É ao mesmo tempo os que entoam essas nenias, os que arremettem contra a intenção centralisadora e nefasta que muito perspicazes, advinham e percebem no modesto projecto do governo, exalçam, enthusiastas, a liberal Belgica, o modelo das nações europêas, dizem, n'esta questão do instrucção publica, modelo, aliás, com que ella propria não parece nem muito desvanecida nem muito contente.

Ora, veja v. exa., sr. presidente, o que são e o que valem certos immortaes principios!

Esse typo ideal de uma legislação liberalissima da instrucção primaria, que recusava ao estudo e entregava ao municipio os serviços fundamentaes d'essa instrucção, esse typo ou esse ideal descentralisador, moderno, como é costume dizer, attribuindo-se, cada qual a bitola por onde hão de aferir se os ideaes modernos ou as idéas retardatarias, esse ideal que é o nosso, que é exactamente o que a lei do meu saudoso mestre e amigo Sampaio realisou aqui, - é a expressão genuina, a formula militante, a imposição violenta do partido clerical belga que suscitou quasi uma revolução popular, para a fazer vingar!

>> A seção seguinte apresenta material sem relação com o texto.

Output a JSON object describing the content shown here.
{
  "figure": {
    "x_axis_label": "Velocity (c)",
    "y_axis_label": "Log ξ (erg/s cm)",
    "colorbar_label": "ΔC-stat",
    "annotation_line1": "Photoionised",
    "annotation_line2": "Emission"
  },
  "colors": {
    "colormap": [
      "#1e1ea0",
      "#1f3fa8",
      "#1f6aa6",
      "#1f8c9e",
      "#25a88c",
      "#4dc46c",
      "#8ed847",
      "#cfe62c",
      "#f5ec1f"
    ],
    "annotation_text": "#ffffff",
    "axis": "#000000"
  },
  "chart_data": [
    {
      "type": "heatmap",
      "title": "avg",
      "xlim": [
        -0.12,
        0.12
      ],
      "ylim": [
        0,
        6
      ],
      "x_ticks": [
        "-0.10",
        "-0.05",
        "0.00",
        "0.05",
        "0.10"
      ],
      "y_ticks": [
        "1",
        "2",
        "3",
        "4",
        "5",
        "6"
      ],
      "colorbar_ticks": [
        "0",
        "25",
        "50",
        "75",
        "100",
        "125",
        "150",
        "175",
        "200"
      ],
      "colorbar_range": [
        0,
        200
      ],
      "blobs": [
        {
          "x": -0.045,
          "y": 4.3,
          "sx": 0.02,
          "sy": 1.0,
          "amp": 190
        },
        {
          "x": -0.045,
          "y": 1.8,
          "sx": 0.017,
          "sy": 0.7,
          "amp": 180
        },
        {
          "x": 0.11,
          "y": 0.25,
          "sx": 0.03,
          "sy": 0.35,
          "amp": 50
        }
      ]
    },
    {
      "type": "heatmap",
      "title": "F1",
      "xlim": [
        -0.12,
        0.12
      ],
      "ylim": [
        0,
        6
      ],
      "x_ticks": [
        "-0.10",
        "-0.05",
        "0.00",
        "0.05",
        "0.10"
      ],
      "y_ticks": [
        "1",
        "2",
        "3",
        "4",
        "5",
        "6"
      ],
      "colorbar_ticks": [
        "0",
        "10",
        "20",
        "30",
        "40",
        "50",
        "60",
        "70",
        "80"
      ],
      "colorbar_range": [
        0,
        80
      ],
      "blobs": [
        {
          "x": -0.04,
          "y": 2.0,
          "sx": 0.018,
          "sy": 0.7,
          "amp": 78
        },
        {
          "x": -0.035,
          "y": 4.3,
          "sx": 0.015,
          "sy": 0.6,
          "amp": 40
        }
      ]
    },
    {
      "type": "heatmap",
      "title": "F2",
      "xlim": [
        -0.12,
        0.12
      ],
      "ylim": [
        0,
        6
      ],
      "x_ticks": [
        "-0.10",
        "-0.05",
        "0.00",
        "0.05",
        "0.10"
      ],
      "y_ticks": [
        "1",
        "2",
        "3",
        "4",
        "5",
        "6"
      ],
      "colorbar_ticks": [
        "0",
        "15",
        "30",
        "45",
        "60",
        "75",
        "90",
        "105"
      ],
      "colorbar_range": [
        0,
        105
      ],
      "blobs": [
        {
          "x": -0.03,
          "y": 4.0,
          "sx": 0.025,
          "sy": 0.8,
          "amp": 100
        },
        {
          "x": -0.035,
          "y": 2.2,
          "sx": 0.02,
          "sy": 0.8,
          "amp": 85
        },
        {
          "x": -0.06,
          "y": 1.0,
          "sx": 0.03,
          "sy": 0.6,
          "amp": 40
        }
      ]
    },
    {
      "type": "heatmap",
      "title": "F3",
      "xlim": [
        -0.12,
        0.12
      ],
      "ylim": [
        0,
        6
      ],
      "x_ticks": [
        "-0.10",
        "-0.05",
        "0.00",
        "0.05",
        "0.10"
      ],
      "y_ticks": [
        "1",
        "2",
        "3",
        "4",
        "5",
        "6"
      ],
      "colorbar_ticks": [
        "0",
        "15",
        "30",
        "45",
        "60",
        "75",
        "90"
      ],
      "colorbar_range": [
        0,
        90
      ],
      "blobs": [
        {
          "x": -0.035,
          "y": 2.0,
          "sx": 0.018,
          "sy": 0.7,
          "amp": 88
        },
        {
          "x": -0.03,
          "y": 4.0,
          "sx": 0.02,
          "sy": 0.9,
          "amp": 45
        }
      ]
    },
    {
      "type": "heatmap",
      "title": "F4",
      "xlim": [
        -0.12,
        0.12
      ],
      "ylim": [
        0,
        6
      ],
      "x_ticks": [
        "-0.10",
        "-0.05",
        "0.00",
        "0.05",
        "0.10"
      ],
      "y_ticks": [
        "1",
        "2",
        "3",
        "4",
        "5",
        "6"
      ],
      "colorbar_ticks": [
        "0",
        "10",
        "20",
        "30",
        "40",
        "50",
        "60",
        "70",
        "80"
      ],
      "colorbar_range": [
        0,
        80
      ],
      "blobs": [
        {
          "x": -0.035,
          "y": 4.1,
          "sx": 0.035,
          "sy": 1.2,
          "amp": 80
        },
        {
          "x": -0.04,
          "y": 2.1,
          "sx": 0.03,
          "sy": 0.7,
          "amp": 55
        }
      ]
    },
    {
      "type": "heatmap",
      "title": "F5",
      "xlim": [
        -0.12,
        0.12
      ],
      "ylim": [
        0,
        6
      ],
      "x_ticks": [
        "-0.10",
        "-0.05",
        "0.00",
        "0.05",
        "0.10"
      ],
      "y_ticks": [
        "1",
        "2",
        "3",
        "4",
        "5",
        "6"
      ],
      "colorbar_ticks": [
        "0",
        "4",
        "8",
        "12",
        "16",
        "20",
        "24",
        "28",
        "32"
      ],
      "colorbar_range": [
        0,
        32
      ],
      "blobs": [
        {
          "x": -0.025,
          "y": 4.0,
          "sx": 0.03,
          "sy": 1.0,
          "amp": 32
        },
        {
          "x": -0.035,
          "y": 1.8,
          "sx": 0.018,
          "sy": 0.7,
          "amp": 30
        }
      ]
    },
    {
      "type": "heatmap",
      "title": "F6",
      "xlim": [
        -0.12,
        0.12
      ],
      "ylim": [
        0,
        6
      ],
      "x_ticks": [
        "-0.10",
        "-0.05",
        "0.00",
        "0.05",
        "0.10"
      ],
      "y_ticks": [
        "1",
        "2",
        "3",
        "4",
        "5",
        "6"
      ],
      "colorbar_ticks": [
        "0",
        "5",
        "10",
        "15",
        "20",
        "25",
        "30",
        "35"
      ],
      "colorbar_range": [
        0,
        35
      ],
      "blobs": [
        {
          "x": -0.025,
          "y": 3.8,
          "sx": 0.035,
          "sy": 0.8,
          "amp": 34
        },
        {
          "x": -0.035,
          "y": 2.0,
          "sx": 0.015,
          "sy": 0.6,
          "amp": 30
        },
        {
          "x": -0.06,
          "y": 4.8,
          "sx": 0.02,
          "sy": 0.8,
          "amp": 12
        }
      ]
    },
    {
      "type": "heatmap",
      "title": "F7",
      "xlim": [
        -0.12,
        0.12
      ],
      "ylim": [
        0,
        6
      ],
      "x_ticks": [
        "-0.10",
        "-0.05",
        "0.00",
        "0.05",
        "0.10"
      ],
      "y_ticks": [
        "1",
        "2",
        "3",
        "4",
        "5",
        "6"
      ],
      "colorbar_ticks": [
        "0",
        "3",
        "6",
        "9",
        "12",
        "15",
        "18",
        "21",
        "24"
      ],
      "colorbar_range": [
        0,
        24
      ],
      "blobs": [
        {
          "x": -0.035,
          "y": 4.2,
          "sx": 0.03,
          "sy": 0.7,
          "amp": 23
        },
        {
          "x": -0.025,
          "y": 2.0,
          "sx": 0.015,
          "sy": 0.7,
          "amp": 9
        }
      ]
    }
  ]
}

E contra quem luctavam os homens que sustentavam como um principio immortal, como uma necessidade e um direito da autocracia municipal, em materia do instrucção, arrancando ao estado, a iniciativa, a direcção, a intervenção directa nos serviços da instrucção primaria?

Contra quem o para que, batalhava compactamente o forte e vigoroso partido clerical belga?

Exactamente contra a escola, o partido, a politica liberal que reivindicava para o estado, como um direito e como um dever, esta força primaria de progresso, do adhesão, de disciplina civica das sociedades modernas. ..

Exactamente para derrubar e trancar a lei que o partido liberal fizera e que restituia ao estado a direcção unitaria, a gerencia, a guarda, a inspecção persistente e systematica da preparação instructiva e educativa dos cidadãos...

Era o partido liberal, eram os liberaes de todas as feições, colligados, que sustentavam lá, energicamente, intransigentemente o principio contrario áquelle supposto principio immortal, que ainda em Portugal faz a illusão dos nossos doutrinarios, dos nossos incorrigiveis doutrinarios da descentralização illusoriamente liberal, do deixar ir e deixar fazer, anarchico, da instrucção nacional. (Apoiados.)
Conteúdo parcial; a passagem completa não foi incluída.